I can only imagine the grief this man and wife, having finally borne a daughter in the prime of life, must have felt when they discovered her “secret.” In addition to the stigma of unwed motherhood, their own & their neighbors’ hard-won experience had taught them that childbirth was risky and raising a family difficult. And in the course of several days, this man and wife were bereft of their only child and grandson, destined to fade from memory but for the testimony of their gravestones.

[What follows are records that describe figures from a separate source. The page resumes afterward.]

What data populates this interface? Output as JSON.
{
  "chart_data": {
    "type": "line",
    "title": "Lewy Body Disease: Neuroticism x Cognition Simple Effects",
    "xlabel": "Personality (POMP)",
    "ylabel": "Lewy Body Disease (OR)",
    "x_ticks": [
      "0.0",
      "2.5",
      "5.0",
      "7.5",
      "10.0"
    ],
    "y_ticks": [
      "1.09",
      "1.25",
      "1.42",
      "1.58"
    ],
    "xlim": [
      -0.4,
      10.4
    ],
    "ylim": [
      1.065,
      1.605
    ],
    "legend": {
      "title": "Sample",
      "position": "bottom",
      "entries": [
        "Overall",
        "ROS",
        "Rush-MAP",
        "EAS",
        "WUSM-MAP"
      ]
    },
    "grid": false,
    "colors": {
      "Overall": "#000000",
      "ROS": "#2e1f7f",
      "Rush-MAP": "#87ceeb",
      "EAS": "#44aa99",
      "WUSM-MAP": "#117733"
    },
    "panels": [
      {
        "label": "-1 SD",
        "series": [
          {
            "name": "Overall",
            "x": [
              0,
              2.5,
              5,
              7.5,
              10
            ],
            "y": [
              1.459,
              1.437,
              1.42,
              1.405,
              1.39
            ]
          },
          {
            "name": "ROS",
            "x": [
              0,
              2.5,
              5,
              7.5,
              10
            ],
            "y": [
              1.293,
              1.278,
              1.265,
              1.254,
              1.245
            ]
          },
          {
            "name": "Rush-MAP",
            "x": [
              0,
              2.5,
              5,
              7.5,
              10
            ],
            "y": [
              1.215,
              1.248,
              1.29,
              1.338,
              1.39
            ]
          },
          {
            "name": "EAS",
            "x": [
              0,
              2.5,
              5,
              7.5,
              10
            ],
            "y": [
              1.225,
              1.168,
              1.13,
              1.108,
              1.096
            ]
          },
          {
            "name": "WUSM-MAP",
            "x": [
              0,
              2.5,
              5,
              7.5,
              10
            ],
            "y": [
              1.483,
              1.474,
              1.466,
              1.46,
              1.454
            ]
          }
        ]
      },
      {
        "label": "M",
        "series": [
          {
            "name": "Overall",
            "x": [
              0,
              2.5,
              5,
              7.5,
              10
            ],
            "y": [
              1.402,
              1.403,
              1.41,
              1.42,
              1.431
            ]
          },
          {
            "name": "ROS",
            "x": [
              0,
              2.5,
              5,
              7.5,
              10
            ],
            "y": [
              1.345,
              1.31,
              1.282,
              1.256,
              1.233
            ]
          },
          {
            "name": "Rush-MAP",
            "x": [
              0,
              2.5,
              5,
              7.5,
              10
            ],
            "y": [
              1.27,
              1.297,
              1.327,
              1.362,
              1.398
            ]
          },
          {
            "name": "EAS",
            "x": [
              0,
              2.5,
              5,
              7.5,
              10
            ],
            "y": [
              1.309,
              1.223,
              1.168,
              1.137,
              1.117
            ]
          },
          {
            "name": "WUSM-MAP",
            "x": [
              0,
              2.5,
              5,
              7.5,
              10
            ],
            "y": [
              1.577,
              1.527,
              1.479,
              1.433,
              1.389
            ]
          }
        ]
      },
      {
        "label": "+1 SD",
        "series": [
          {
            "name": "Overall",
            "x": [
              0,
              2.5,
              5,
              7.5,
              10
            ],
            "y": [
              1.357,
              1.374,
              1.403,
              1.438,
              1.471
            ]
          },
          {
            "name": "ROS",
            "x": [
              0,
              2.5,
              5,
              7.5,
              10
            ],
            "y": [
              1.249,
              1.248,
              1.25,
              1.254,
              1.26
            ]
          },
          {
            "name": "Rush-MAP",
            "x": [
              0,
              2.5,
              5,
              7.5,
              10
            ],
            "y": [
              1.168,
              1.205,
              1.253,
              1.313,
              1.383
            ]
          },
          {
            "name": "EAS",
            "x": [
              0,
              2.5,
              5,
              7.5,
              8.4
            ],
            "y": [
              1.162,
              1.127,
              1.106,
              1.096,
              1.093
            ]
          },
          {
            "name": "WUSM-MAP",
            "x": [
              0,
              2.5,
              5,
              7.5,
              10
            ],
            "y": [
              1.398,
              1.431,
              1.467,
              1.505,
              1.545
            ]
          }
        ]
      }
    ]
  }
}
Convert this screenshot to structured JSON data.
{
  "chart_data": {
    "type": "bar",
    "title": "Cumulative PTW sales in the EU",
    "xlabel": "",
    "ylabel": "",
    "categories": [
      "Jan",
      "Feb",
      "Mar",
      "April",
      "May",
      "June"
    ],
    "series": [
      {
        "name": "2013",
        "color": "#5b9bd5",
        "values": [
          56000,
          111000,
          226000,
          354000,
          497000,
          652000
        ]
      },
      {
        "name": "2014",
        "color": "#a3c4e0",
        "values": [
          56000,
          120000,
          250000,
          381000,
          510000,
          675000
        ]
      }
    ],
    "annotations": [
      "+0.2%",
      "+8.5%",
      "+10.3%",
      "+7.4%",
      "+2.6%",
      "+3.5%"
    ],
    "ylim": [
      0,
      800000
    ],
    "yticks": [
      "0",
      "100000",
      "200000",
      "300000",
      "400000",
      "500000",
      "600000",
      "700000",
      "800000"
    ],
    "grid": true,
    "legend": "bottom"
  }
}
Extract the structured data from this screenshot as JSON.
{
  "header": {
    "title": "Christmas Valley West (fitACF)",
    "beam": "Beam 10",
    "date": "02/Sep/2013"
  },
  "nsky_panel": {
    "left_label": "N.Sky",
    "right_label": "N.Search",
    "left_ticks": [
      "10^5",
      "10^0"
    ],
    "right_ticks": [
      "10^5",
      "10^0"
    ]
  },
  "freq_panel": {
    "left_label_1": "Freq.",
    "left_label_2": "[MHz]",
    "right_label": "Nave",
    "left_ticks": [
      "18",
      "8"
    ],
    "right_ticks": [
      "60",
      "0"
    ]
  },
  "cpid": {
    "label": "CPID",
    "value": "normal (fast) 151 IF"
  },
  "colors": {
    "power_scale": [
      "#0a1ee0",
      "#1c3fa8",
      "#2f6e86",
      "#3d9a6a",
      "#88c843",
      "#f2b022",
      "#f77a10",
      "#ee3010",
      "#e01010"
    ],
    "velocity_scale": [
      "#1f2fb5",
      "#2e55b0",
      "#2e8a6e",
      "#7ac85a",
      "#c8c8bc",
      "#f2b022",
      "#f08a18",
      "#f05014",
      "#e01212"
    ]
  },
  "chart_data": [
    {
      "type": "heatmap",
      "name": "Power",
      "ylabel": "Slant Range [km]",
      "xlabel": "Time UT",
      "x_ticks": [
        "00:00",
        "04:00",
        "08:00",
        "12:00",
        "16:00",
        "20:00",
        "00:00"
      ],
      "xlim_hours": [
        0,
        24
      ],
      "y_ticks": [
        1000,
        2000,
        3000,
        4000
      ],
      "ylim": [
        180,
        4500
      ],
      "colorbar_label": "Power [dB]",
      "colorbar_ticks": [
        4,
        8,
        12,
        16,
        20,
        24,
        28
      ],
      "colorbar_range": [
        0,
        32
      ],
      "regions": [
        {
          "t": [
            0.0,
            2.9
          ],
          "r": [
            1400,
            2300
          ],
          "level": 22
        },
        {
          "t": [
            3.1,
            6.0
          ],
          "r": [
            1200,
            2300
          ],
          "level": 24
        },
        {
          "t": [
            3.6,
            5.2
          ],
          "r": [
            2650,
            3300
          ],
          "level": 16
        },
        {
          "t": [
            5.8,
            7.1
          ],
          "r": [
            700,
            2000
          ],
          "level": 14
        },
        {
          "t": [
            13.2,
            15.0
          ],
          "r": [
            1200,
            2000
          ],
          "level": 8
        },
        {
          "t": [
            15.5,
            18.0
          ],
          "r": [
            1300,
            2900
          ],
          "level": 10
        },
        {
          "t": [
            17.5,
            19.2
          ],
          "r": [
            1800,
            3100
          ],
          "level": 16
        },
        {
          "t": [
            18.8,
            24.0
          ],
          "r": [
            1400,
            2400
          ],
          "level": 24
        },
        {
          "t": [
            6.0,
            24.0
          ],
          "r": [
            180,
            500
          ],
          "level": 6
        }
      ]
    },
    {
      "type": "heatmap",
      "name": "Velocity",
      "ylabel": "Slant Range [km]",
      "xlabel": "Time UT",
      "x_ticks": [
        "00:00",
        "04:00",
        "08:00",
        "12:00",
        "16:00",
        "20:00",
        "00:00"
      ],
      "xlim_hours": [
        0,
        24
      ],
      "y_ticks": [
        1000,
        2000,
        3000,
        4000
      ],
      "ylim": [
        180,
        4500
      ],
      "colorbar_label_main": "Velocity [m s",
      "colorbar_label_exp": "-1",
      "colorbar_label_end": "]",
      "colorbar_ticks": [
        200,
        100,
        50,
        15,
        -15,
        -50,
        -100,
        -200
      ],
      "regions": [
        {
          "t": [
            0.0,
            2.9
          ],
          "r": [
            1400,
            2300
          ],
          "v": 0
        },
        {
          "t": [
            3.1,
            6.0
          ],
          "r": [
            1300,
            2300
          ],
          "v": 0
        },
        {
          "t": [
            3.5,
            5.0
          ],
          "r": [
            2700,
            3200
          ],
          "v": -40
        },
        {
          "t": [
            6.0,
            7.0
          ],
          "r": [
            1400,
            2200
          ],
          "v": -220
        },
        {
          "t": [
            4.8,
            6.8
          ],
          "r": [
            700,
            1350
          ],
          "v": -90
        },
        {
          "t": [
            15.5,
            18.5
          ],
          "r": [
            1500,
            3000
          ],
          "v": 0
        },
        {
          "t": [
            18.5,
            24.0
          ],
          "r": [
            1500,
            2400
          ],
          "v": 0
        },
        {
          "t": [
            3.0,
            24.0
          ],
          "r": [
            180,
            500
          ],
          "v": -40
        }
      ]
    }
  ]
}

But Bigelow Cemetery isn’t a sad place. Many of its stones bear the testimony of solid Christian faith: fingers pointing upward to where the dead wished to go, favorite Bible verses etched in stone. One inhabitant of these plains was a doctor and a poet, and he wrote the verses that grace the stones of several of these graves, including his own. I still remember the Memento Mori of one of his compositions:

My glass has run, my grave you see.
In time prepare to follow me.
Go home, dear friends, and dry your tears.
I must lie here ’til Christ appears.
And when he does, I hope to rise.
Unto a life that never dies.

I haven’t been to Bigelow Cemetery for years. I gave interpretive walks there as a high school volunteer naturalist, but I stopped when I went to college then moved to New England. But my heart still finds room for the tall grass and bright flowers that shelter those weathered gravestones; when I close my eyes, I am transported to a time when the Darby Plains stretched infinitely in all directions and a dark hole in the ground only pointed to an even larger infinite stretching beyond the sky.